ACT confab tackles kids prog funding dilemma

After a three-year run in Toronto, the Alliance for Children and Television is taking its awards show and conference east to Montreal.

This year’s conference will be held at the Queen Elizabeth Hotel and features a lineup of panels tailor-made by and for Canadian producers of children’s programming.

A cocktail reception on Friday night, Nov. 6 sets the stage for a day of panel discussions capped by the Awards of Excellence dinner presentation.

The sessions kick off Saturday morning with It’s Never Easy! Perspectives on Innovative Television, in which moderator Adrian Mills, cbc creative head of children’s, youth and daytime, will explore some very different yet highly successful children’s shows – domestic and international – with their producers.

One of the central issues on the panel lineup comes from a key concern of Quebec producers and broadcasters: the regulation limiting advertising to children, a policy put in place by the Quebec government about 10 years ago.
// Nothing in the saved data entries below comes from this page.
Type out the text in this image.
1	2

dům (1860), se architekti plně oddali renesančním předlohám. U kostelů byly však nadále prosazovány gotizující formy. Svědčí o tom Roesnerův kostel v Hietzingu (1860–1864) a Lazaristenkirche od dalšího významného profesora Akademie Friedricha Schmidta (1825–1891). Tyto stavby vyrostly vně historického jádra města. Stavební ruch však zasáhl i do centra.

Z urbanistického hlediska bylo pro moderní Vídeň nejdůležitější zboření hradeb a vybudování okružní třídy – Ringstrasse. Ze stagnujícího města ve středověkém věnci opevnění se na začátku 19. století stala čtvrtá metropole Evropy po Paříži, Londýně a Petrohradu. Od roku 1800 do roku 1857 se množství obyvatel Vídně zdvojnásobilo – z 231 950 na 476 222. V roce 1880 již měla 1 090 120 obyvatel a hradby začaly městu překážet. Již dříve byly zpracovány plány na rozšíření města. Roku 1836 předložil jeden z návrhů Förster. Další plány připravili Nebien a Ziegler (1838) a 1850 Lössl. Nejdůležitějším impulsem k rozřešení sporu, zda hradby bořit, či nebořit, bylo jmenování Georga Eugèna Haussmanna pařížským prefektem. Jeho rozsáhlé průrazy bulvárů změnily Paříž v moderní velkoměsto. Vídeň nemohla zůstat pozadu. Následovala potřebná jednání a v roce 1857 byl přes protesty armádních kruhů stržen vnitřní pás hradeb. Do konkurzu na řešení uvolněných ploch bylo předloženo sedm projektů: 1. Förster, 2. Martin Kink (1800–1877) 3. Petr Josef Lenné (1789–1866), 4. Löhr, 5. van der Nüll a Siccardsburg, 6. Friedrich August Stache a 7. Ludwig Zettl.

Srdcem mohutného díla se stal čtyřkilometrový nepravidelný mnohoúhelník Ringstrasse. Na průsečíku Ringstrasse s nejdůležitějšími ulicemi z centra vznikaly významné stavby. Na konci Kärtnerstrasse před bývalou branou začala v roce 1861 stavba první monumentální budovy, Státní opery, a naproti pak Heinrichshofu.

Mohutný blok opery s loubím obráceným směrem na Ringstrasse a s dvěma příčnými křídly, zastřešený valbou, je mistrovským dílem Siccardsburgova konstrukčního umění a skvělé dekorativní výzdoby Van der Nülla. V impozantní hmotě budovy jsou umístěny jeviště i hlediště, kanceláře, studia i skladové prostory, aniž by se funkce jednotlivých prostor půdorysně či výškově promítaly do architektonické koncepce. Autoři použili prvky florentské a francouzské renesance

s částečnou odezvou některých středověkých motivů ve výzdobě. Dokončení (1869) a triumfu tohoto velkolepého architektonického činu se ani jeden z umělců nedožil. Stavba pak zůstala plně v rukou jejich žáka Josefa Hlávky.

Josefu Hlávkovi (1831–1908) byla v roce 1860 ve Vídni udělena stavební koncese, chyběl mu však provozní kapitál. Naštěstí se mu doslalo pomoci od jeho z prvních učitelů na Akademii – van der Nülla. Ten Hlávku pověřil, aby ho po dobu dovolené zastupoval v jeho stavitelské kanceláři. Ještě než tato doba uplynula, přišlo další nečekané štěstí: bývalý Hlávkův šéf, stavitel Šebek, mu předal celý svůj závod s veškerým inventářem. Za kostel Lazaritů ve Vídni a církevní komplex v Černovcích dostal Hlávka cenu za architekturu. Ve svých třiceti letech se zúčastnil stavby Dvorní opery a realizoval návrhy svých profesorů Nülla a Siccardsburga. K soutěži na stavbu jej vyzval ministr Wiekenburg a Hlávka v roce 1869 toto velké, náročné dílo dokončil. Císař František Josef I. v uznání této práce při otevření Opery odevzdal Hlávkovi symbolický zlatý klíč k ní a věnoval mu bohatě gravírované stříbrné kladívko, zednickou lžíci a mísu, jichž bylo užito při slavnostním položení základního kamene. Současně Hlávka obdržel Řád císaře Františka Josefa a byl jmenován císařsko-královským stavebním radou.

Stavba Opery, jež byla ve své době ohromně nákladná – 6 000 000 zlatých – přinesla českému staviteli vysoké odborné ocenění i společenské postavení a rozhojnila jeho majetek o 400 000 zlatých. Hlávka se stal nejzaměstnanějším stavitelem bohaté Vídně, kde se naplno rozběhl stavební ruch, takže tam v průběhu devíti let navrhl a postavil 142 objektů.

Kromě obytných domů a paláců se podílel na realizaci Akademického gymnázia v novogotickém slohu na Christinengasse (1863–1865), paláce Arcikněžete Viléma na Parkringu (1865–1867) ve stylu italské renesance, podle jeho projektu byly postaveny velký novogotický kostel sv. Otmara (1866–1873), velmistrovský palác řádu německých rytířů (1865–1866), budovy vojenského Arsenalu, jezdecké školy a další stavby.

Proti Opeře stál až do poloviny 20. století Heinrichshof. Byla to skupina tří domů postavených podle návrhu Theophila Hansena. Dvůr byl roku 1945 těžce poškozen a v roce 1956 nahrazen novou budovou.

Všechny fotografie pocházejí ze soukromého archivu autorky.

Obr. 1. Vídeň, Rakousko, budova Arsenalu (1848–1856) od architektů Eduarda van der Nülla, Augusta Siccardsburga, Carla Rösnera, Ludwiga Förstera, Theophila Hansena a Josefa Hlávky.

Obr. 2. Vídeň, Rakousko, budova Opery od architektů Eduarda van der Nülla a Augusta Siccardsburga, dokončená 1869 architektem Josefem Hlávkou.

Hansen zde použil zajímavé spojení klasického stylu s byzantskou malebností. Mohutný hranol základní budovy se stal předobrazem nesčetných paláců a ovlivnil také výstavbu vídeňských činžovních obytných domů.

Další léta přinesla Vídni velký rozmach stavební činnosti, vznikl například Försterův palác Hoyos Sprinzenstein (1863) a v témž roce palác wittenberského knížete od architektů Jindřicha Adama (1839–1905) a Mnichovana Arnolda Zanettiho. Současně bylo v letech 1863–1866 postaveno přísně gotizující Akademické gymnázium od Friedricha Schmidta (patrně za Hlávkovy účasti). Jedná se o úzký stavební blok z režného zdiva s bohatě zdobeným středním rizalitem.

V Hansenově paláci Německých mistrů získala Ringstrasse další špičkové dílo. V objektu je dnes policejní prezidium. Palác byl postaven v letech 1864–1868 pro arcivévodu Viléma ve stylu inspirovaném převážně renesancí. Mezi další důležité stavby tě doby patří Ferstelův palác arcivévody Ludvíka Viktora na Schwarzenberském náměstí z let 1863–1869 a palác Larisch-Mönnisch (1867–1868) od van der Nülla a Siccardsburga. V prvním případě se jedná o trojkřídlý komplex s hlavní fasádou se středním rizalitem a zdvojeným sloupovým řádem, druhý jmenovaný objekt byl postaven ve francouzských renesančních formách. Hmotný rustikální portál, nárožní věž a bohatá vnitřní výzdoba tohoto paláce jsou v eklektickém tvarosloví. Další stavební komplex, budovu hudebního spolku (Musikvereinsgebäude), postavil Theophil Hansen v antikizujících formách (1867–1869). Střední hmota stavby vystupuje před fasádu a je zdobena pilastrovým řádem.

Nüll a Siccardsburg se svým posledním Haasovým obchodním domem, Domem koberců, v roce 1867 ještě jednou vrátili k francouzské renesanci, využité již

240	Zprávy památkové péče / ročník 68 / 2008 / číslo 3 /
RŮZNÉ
The panel, Kids Advertising: Self-Regulation and the Canadian Experience, examines what is and isn’t working in the children’s advertising domain and incentives for change.

‘It’s a trickle-down effect for private broadcasters,’ says act executive director Kealy Wilkinson. ‘It is very difficult for them to generate revenue required to offset the cost of carrying children’s television.’
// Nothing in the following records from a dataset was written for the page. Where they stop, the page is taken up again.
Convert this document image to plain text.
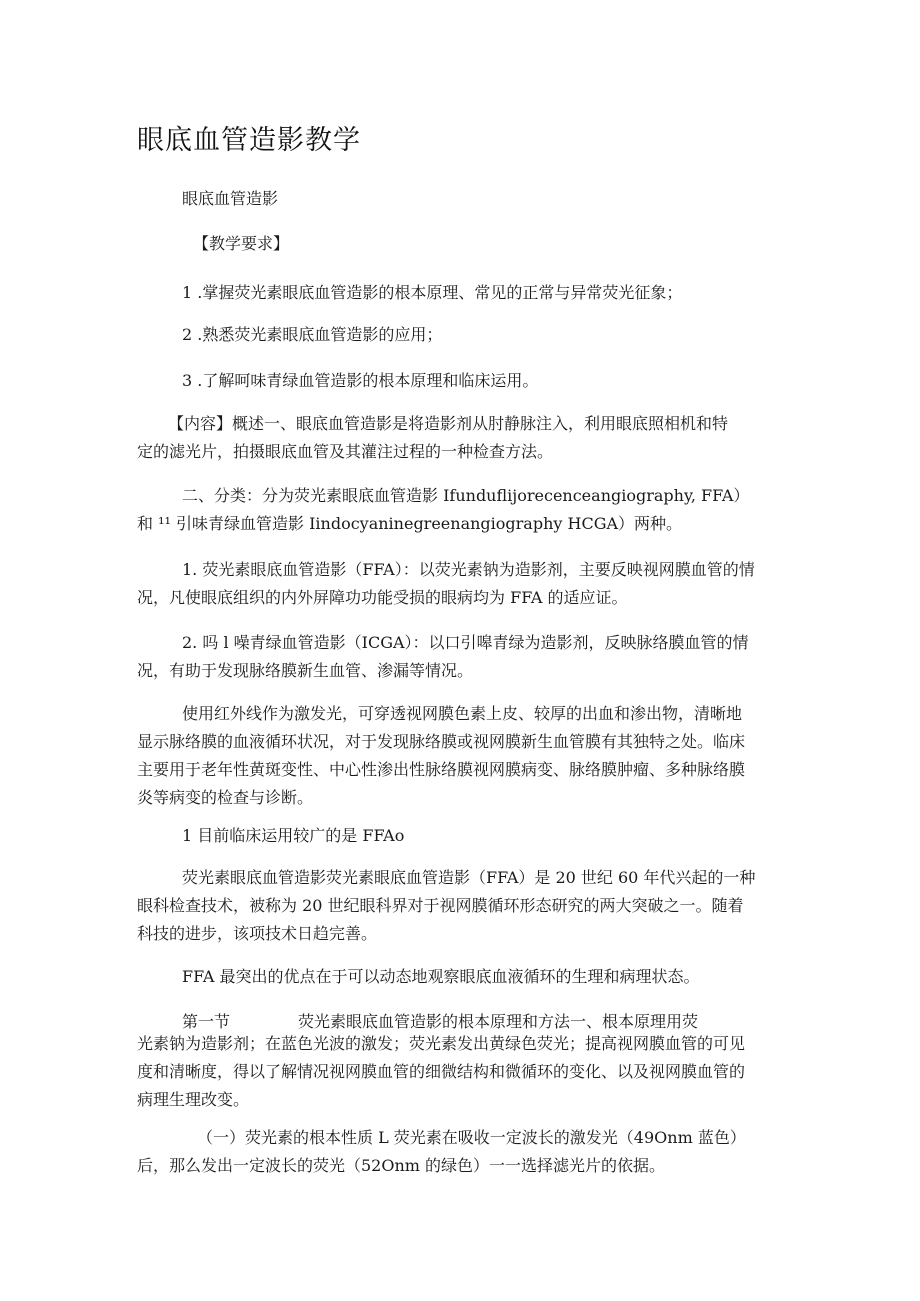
眼底血管造影教学

眼底血管造影

【教学要求】

1 .掌握荧光素眼底血管造影的根本原理、常见的正常与异常荧光征象；

2 .熟悉荧光素眼底血管造影的应用；

3 .了解呵味青绿血管造影的根本原理和临床运用。

【内容】概述一、眼底血管造影是将造影剂从肘静脉注入，利用眼底照相机和特
定的滤光片，拍摄眼底血管及其灌注过程的一种检查方法。
二、分类：分为荧光素眼底血管造影 Ifunduflijorecenceangiography, FFA）
和 ¹¹ 引味青绿血管造影 Iindocyaninegreenangiography HCGA）两种。
1. 荧光素眼底血管造影（FFA）：以荧光素钠为造影剂，主要反映视网膜血管的情
况，凡使眼底组织的内外屏障功功能受损的眼病均为 FFA 的适应证。
2. 吗 l 噪青绿血管造影（ICGA）：以口引嗥青绿为造影剂，反映脉络膜血管的情
况，有助于发现脉络膜新生血管、渗漏等情况。
使用红外线作为激发光，可穿透视网膜色素上皮、较厚的出血和渗出物，清晰地
显示脉络膜的血液循环状况，对于发现脉络膜或视网膜新生血管膜有其独特之处。临床
主要用于老年性黄斑变性、中心性渗出性脉络膜视网膜病变、脉络膜肿瘤、多种脉络膜
炎等病变的检查与诊断。

1 目前临床运用较广的是 FFAo

荧光素眼底血管造影荧光素眼底血管造影（FFA）是 20 世纪 60 年代兴起的一种
眼科检查技术，被称为 20 世纪眼科界对于视网膜循环形态研究的两大突破之一。随着
科技的进步，该项技术日趋完善。

FFA 最突出的优点在于可以动态地观察眼底血液循环的生理和病理状态。

第一节	荧光素眼底血管造影的根本原理和方法一、根本原理用荧

光素钠为造影剂；在蓝色光波的激发；荧光素发出黄绿色荧光；提高视网膜血管的可见
度和清晰度，得以了解情况视网膜血管的细微结构和微循环的变化、以及视网膜血管的
病理生理改变。
（一）荧光素的根本性质 L 荧光素在吸收一定波长的激发光（49Onm 蓝色）
后，那么发出一定波长的荧光（52Onm 的绿色）一一选择滤光片的依据。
Inspired by last spring’s funding fiasco, the final session of the day, New Names, New Players, New Processes, takes a look at the shifting funding landscape and how it is affecting kids’ programming producers. Discussions with representatives from the Canadian Television Fund, Telefilm Canada and other funders are scheduled.

According to Wilkinson, finding that last 10% of financing remains the major hurdle for producers of kids’ shows since licences for the genre are on the lower end. ‘Licence fees have been coming down, so that 15% [licence fee] really has become a ceiling instead of a floor.’

Another issue on the table for children’s producers is the need for more live-action programs. While Canadians have been turning out plenty of quality animation and puppetry in the last decade, Wilkinson says there is a definite need for children to see their stories told by real people. Young people’s drama has almost completely dropped off the board, she says.

‘We need animation,’ she says, ‘but we also need more real people, which is why I am happy to see most of the networks are now using [live-action] hosts in and around the animation programming.’

As for trends in the children’s programming marketplace, Wilkinson says over the last few years there has been a huge inventory of programming for preschoolers.

ACT Awards

More than 80 children’s programs from across the country were entered in this year’s Awards of Excellence competition. Of those, 20 English- and 15 French-language programs have been nominated.

There was a 21% decline in the number of French-language shows entered in this year’s competition, however, Quebec producers did enter 33% more English-language programs than in the previous year and three times as many as were entered in the 1994 competition.

Wilkinson says the reason for the decline in French-language entries is the genre is getting increasingly harder to place due to limited windows.

Meanwhile, the number of English-language programs submitted increased 36% over last year.

As for regional distribution, 65% of the entries came from Ontario, 16% from Quebec, 13% from Western Canada, and 6% from Atlantic Canada. According to Wilkinson, the numbers show a decline in regionally based production of children’s programs from four years ago when less than half the entries were produced by Ontario-based companies.

Special awards

Along with Awards of Excellence, a number of special awards will be presented at the Nov. 7 gala.

Annabel Slaight is this year’s recipient of a Lifetime Achievement Award for her contribution to English-language children’s television in Canada.

One of the driving forces behind the establishment of the Owl Centre for Children’s Film and Television in 1988, Slaight’s executive producer credits include owl/tv, Big Comfy Couch, Mrs. Cherrywinkle and max tv. She is president of the Owl Children’s Trust and the board of directors of the Shaw Television Broadcast Fund.

Writer/producer Carmen Bourassa will receive a Lifetime Achievement Award for her three decades in French-language children’s tv. Bourassa’s long list of producer credits includes Passe-partout, Pop-Citrouille, Court Circuit, and more recently, Pin-Pon on Canal Famille and Cornemuse, slated to begin airing on Tele-Quebec in January 1999.

YTV Canada is being honored with an Outstanding Contribution Award. Since its inception, the children’s network, now owned by Shaw Communications, has commissioned over 1,200 hours of original Canadian programs and triggered some $515 million in Canadian production.

And this year’s Outstanding Achievement Award goes to Michel Lavoie, past executive producer of Canadian Sesame Street, and currently SDA Productions’ executive producer of children’s and family series for the international market. Lavoie’s first major project, Popular Mechanics for Kids, is now playing in Europe, South America and the u.s. To The Max, his latest sda magazine series, hits the airwaves next year.